When Simone Veil introduced the 1975 Veil Act that decriminalized abortion, Antoine Veil, who served as treasurer of the Centre of Social Democrats, was privately involved in the drafting process and made his network of centrist politicians available to his wife to get it through parliament. As his wife gained national and European political prominence, he found it difficult to be seen as little more than her husband, at a time when the tendency was for couples in which one member was involved in politics to be in the opposite situation.

From 1982 to 1985, Veil was the CEO of the firearm manufacturer Manurhin.
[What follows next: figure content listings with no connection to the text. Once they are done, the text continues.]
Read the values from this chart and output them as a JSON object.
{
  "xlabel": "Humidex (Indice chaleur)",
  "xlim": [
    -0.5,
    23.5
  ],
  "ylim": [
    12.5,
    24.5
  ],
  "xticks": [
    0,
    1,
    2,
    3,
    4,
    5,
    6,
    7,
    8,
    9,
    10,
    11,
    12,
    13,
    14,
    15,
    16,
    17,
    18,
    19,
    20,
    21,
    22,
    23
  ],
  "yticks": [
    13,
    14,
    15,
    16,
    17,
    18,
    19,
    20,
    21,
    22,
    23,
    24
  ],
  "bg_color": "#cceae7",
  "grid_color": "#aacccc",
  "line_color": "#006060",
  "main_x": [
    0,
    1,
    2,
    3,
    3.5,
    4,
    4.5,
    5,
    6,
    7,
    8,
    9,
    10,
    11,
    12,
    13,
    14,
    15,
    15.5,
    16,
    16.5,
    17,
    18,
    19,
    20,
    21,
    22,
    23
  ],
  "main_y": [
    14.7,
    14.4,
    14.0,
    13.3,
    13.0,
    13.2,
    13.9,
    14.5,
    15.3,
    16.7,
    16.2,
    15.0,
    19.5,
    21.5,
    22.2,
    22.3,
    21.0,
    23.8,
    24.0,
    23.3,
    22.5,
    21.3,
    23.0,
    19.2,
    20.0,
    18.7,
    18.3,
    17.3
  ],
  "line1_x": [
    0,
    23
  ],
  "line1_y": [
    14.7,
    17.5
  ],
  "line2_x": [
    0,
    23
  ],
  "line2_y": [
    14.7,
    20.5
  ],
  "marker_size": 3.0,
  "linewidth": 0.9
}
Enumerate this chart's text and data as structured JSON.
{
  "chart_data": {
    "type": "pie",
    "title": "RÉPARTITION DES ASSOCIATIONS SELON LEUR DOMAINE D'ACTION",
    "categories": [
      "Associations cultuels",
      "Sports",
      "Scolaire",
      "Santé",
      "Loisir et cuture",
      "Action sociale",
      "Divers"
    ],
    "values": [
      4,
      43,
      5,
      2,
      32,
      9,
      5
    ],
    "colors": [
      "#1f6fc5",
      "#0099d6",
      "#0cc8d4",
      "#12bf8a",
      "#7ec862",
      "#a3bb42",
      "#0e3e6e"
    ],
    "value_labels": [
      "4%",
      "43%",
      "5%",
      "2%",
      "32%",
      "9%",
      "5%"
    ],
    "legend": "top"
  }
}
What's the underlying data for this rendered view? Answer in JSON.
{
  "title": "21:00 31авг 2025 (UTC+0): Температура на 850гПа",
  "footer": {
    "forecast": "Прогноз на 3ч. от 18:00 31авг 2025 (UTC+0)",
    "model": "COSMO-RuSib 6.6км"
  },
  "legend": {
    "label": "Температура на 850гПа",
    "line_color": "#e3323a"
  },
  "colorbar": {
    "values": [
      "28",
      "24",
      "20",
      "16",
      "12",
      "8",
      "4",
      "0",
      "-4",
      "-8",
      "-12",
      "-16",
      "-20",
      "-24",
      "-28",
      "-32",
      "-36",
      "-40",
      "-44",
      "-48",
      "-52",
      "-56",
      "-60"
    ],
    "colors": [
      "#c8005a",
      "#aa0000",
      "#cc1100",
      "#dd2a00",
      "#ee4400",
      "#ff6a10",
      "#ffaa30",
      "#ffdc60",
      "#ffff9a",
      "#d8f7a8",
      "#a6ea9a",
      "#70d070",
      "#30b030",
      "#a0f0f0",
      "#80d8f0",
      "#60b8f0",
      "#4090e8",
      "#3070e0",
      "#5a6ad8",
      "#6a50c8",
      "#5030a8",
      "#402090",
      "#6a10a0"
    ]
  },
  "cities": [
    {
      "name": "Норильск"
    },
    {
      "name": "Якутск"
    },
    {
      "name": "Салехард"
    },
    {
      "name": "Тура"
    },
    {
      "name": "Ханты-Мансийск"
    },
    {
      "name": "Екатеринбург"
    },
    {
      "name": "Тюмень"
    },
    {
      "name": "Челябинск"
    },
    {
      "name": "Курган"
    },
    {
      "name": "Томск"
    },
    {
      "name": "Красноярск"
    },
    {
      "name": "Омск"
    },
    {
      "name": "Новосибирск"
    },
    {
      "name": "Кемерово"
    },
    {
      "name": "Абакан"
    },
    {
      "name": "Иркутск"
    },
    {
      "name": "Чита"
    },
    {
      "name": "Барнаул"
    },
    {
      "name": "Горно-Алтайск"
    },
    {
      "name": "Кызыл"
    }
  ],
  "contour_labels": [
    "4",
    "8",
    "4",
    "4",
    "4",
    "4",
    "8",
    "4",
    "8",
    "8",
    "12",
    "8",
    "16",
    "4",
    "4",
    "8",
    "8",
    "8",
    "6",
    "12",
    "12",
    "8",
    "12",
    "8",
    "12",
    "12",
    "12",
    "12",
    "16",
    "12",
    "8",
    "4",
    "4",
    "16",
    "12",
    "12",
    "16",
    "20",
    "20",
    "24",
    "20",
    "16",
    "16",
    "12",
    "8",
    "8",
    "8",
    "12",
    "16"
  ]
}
In 1983, Veil and his wife founded the Club Vauban, a think-tank aimed at overcoming political divisions, with meetings held in their apartment on the Place Vauban in Paris.

In 1989, he founded a consulting firm, AV Consultants.

Veil was appointed CEO of Orlyval in April 1992. Faced with the company's difficulties, he negotiated a restructuring plan that led to the concession being taken over by RATP a few months later.

== Death and tribute ==
Following the death of Simone on 30 June 2017, President Emmanuel Macron announced on 5 July that she would be admitted to the Panthéon during a state funeral. Antoine Veil was admitted with her in his capacity as her husband. He is the second spouse to enter the Panthéon in this capacity, after Sophie Berthelot. The ceremony took place on 1 July 2018.